A few things first.
First, the more I hear of Phils Hokkien, the more it strikes me how incredibly similar it is to TWese on two fronts: vocab. and grammar.
Second, the tone differences might be revealing. On T1, T2, T3, T4, and arguably T6 too, the standing (citation) tone value in "Mainstream Philippines Hoklo" (MPH) is the same as the running ("sandhi'd") tone value in "Mainstream Taiwanese Hoklo" (MTH). Yet there are some contexts where the tone value is the same in both dialects. What I mean is, U'll have a sentence where, in MPH, the citation tone is used on a certain syllable; and in MTH, the running tone is used on the same corresponding syllable.
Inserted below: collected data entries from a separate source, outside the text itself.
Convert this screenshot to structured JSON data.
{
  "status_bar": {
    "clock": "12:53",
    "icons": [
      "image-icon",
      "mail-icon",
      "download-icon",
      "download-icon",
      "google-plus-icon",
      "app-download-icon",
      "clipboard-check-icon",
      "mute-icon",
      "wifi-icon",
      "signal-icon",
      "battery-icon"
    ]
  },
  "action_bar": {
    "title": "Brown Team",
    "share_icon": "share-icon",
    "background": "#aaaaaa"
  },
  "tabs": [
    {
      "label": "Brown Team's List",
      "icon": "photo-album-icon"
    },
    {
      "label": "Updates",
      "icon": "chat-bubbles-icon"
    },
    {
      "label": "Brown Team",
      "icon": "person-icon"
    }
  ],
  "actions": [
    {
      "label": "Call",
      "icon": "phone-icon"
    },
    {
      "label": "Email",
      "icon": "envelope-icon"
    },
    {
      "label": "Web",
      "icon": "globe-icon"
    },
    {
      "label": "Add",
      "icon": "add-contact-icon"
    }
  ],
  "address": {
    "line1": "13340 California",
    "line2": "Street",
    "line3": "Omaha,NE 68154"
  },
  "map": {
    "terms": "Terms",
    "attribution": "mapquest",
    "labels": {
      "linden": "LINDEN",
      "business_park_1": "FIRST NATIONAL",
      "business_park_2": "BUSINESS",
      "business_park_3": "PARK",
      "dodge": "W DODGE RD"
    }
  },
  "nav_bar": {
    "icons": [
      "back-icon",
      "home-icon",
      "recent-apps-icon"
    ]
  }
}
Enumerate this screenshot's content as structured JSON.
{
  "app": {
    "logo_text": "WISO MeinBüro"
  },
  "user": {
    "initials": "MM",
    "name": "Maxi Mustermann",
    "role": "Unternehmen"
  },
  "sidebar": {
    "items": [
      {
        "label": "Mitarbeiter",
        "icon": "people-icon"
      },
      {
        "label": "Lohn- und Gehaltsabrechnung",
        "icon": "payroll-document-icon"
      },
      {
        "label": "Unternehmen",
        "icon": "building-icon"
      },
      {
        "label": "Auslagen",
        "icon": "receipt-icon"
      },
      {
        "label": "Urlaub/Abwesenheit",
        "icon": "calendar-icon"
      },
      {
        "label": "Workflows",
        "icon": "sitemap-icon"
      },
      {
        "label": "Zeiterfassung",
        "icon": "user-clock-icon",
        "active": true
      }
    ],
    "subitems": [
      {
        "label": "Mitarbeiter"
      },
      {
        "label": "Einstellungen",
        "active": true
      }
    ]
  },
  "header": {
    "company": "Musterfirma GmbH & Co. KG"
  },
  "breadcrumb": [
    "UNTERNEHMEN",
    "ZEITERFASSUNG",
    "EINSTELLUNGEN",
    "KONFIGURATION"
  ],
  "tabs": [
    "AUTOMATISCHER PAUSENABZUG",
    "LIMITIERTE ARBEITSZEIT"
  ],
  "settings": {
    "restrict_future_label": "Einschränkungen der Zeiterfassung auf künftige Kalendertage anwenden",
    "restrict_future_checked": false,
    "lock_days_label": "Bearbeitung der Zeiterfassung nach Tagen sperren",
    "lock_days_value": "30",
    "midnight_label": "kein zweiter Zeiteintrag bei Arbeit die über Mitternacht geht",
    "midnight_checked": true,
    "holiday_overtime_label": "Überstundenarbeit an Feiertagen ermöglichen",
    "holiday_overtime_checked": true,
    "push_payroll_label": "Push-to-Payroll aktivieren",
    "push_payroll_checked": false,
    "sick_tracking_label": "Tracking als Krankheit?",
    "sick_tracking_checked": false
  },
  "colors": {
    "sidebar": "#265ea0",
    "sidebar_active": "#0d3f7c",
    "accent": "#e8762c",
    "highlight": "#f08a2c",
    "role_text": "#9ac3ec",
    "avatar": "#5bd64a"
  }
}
The result is that the same tone contour is used on that syllable in both versions (in the two dialects).
This kind of comparison is easy with MPH vs MTH b/c so many structures, words, and expressions are almost identical btw the two... Whereas Penang Hokkien is way different.
One of the theories I wanna "get at" is that a lot of cross-dialectal bleeding, such as a merger of two tonal systems, has taken place, not just in the Phils, but even in TW. Kids would've heard speakers in two different tonal systems. They would've picked up a mixed tonal system, and then found new ways to interpret the "data" and formulate "tonal rules".
As any non-native Hokkien learner knows, the devil of learning Hokkien is in the details of the tone rules. Esp. (I suspect) in the non-creolized dialects.
Another thing I notice, though, is that MPH is more in line with General Sinitic and Written Chinese.
In this thread, I will number each observation (U'll see) for "ease of reference".

Here we go.
#1 She (the speaker) generally drops her nasalization.
#2 "Ông siansíⁿ, lí teh khòaⁿ--siáⁿ?"
The first three syllables are running, running, citation. In TW it would be citation, light+low, light+low.
The last two syllables are high+falling, light+low -- exactly how a lot of TWese say it! In the MPH system, this is clearly analyzable as citation, light+low. In TWese, though, T3 is only high+falling when running; but if it runs, then the following syllable "generally" must be citation.* To "solve" the data, TWese analyze the final, light+low syllable as being citation T4. Thus, "khòaⁿ siaⁿh". But this may be "artificial". It may really just be citation, light+low, and "borrowed" in its exact contours from a dialect with Coanciu tone (e.g. MPH) ... into a dialect with Ciangciu tone (e.g. MTH).